This park isn’t really along the road to Oxford, not in any purposeful way. But it is within the City of Bath, where I am enjoying a couple of days with my daughter in law, Georgina, and my granddaughter, Josie.
Georgie took me here yesterday for a bit of a stroll as I acclimate to the time difference, and in honor of the first day of Summer. The air was fresh and filled with birdsong, which was perfect.
The park is 57 acres of mixed usage, designed by Edward Davis in 1830, and paid for by the wealthy landowners of Bath in the hope that it would provide tourists with another attraction to keep them, and their pounds sterling, coming to town; this, as the popularity of the ancient Roman baths seemed to be losing some of their popularity. The park was opened by Queen Victoria herself when she was only 11 years old and the ceremony was apparently grand and well promoted.
This is the Great Dell
which is a lovely area along the hillside with a remote, somewhat wild feel to it.
This is the “aerial walkway” of the Great Dell, which was designed to make the trail more accessible while utilizing a steep hillside which was overgrown.
Unfortunately,
it isn’t completed yet so folks with limited mobility are not able to experience the peace this section of the park offers from the walkway as intended. Sadly, I couldn’t find any reference to a date for planned completion.
However,
Jupiter’s Head is on the bottom land of the Dell and can be looked up to by one and all.
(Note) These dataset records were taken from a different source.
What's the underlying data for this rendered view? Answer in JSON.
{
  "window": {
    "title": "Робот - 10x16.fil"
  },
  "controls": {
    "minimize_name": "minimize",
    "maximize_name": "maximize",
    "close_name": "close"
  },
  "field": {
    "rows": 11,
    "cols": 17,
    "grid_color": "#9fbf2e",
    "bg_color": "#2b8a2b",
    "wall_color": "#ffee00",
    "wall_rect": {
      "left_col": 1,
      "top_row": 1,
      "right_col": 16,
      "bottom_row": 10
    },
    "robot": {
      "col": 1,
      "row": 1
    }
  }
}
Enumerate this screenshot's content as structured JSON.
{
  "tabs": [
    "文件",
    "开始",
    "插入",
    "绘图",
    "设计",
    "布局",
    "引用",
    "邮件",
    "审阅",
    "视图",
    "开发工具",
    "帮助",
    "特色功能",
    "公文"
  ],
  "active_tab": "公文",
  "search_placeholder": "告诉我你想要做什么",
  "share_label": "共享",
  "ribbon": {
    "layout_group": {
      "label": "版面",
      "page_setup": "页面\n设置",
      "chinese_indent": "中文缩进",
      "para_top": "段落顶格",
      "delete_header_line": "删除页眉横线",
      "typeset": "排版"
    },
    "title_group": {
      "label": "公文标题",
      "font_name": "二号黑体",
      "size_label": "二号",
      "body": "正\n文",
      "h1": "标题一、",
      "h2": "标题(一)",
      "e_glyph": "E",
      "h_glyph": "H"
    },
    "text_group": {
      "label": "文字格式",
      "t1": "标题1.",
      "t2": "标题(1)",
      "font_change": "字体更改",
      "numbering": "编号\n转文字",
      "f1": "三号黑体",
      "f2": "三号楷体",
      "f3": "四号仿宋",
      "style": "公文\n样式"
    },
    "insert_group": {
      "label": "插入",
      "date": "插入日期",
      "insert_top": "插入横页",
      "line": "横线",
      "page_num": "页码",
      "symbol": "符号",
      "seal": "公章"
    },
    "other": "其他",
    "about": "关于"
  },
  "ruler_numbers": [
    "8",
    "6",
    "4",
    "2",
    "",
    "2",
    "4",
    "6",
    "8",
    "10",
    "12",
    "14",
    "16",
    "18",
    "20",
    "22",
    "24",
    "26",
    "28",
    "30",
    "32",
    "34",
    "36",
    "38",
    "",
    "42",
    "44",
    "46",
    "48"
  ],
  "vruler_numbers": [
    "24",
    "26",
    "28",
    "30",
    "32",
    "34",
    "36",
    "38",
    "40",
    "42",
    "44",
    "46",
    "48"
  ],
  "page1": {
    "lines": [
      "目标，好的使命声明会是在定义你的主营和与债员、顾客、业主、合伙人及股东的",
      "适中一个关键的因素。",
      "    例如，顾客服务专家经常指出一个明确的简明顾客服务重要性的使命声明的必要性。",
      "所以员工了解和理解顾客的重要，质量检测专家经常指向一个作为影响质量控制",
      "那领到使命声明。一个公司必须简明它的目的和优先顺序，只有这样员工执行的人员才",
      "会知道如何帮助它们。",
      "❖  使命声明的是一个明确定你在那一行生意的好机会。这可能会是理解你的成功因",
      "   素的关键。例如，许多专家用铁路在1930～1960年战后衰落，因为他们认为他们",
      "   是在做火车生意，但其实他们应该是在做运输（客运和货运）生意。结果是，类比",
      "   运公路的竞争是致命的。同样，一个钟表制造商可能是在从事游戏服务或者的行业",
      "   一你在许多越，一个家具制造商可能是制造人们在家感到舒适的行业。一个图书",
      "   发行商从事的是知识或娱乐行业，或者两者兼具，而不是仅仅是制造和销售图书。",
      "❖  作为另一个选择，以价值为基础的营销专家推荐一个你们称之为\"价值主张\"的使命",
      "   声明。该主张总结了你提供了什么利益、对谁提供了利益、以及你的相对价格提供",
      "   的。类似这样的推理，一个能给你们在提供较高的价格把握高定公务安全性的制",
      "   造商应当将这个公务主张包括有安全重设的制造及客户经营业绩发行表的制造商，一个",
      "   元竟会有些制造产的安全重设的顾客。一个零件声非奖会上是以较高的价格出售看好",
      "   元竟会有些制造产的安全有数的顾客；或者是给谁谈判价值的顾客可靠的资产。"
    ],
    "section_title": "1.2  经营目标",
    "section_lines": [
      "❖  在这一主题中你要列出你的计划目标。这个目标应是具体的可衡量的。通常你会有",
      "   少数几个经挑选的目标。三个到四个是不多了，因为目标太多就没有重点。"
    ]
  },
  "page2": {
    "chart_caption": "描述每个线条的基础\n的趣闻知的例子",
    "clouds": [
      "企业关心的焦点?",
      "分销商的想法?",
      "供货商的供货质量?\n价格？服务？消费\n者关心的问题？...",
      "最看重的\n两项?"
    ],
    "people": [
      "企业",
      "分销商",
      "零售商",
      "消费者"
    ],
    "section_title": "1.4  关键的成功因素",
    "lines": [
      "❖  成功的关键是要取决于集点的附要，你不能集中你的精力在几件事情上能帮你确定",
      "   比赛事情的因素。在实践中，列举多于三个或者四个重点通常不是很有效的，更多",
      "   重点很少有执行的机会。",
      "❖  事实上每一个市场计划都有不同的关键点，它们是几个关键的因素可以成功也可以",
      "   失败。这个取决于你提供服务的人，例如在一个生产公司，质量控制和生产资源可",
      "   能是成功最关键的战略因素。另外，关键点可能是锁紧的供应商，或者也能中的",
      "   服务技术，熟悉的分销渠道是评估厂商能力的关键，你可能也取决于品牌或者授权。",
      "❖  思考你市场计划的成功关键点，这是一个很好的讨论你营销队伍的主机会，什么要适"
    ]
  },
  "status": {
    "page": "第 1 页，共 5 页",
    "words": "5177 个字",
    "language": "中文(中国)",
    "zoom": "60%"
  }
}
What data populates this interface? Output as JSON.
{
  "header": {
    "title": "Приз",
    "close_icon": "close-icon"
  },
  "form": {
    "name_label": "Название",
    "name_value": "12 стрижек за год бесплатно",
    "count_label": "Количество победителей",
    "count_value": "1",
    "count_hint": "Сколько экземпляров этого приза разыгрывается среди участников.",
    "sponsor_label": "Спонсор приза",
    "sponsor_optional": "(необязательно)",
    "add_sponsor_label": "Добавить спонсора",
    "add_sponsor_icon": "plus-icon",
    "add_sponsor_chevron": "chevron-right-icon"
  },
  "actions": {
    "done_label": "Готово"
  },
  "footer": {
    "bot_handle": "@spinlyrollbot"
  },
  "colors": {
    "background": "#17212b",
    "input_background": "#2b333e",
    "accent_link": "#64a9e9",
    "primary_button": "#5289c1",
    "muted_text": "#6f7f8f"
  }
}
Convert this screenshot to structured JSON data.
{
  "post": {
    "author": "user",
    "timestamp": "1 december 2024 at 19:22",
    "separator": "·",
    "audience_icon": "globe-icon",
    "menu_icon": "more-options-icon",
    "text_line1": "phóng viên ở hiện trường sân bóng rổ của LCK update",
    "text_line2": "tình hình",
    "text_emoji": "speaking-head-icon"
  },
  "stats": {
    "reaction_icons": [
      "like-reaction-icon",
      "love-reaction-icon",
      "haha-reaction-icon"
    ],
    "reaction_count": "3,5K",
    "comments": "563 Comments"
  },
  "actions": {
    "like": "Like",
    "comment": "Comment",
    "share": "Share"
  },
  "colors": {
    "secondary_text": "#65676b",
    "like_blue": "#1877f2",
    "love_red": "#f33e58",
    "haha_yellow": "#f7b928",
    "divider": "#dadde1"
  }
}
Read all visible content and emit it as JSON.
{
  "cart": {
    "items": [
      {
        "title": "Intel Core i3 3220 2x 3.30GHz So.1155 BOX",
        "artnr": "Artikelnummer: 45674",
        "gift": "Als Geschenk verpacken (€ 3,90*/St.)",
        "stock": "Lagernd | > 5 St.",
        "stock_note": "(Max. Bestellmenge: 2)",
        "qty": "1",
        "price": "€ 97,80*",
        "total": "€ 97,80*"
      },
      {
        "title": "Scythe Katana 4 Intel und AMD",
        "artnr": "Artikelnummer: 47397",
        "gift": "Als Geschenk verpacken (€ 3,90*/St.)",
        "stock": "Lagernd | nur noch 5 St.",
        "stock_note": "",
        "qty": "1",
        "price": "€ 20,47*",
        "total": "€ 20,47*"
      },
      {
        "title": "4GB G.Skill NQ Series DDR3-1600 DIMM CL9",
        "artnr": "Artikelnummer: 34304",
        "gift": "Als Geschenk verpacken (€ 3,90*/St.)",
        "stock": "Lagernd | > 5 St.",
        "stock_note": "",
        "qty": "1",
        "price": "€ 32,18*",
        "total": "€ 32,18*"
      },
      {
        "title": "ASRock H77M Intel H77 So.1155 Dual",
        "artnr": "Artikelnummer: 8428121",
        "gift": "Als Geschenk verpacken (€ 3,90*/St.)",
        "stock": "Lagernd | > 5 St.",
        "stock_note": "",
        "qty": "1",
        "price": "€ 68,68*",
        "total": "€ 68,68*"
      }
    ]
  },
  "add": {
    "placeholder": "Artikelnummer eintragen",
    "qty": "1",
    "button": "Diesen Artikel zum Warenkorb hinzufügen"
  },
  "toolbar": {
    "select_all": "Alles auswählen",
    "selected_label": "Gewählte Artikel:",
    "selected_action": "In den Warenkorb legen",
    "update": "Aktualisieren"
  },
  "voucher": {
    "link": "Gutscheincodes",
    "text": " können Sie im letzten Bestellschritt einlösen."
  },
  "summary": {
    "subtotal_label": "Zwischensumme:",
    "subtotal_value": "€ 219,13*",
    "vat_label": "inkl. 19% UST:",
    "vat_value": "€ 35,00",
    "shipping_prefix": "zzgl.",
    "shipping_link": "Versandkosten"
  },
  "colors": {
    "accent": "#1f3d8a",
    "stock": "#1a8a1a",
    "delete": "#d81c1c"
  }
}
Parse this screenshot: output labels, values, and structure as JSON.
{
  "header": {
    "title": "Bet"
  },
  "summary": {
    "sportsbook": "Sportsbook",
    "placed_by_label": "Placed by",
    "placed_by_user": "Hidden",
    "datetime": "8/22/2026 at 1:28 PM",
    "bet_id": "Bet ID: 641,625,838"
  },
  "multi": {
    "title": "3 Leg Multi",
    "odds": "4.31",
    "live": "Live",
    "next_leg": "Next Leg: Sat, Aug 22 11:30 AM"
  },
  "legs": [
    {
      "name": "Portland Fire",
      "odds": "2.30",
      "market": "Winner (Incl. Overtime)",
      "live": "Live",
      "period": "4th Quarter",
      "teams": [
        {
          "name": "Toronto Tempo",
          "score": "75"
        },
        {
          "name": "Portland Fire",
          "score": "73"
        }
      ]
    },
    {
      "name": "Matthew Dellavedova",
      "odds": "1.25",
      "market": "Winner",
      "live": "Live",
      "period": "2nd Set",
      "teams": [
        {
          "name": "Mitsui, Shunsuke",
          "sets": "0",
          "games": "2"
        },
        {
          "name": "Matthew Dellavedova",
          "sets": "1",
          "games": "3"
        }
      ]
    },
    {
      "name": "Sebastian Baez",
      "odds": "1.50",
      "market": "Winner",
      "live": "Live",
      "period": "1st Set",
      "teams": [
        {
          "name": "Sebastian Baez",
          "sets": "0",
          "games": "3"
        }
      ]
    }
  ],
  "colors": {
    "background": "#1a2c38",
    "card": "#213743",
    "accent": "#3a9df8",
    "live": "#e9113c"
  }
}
This statue was designed by John Osborne and curiously, was already in its current place when the park designer presented his plan to the city Father’s for approval and funding, suggesting a bit of behind the scenes wheeling and dealing.
I have no idea why Jupiter and it doesn’t say. Perhaps Mr. Osborne felt a kinship which he needed to fully express. It’s an imposing visage, looking down at you, regardless.
Looking across the park one can see such a lovely view as this
and there is a small chapel available for weddings, for those so inclined.
Georgie told me some fun stories of having worked in the children’s park while a teenager. There used to be a carnival type attraction and she found it not only a place to make some money, but a place to make some interesting friends.
Nowadays, there is a climbing structure of rather grand proportions
and a skater’s hill,.
something I imagine the 11 year old Victoria would have looked longingly upon.
The park is an oasis of green and colorful entertainment in the midst of the sameness of the monotone beige surround which, upon closer inspection, becomes building after building of that locally quarried “Bathstone”,which is actually Oolitic limestone, from the Paleolithic area, known for its honey color.
Beautiful historic buildings to be sure (it’s a genuinely lovely city), but overwhelmingly beige. Golden beige, darker beige, brownish beige. Beige. With laws and fines in place to keep it historically so.